Winding Gulf is a 15.5 mi long tributary of the Guyandotte River in Raleigh County, West Virginia. Winding Gulf is part of the Mississippi River watershed via the Guyandotte and Ohio Rivers, and drains an area of 21.63 mi2 in a rural area on the Allegheny Plateau.

Winding Gulf's entire course and drainage area are in southern Raleigh County. It rises about 2.3 mi west-southwest of Princewick and initially flows to the north, passing through the community of Winding Gulf. It then turns west to follow the Norfolk and Western Railroad and flows through the communities of Big Stick and McAlpin. At McAlpin, it turns to the south to run along County Route 30 and West Virginia Route 16; this portion of the creek flows through the communities of Stotesbury, Tams, Ury, and Helen.
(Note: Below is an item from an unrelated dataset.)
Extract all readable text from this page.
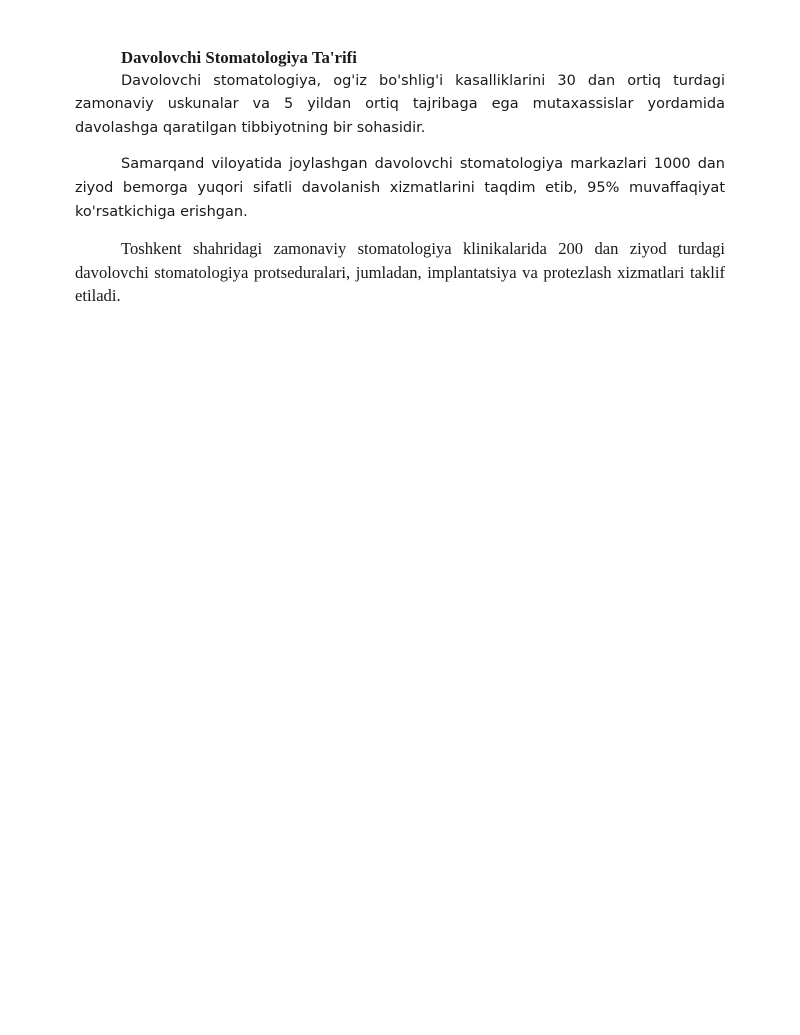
Davolovchi Stomatologiya Ta'rifi

Davolovchi stomatologiya, og'iz bo'shlig'i kasalliklarini 30 dan ortiq turdagi zamonaviy uskunalar va 5 yildan ortiq tajribaga ega mutaxassislar yordamida davolashga qaratilgan tibbiyotning bir sohasidir.

Samarqand viloyatida joylashgan davolovchi stomatologiya markazlari 1000 dan ziyod bemorga yuqori sifatli davolanish xizmatlarini taqdim etib, 95% muvaffaqiyat ko'rsatkichiga erishgan.

Toshkent shahridagi zamonaviy stomatologiya klinikalarida 200 dan ziyod turdagi davolovchi stomatologiya protseduralari, jumladan, implantatsiya va protezlash xizmatlari taklif etiladi.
Stonecoal Creek flows into Winding Gulf from the east in Stonecoal Junction, and shortly past their confluence, Winding Gulf flows into the Guyandotte River from the north in Amigo.

According to 1992 U.S. Geological Survey data, 92.54% of the Winding Gulf watershed was forested; 3.99% was used for agriculture, 1.67% for mining, and 1.82% for other uses.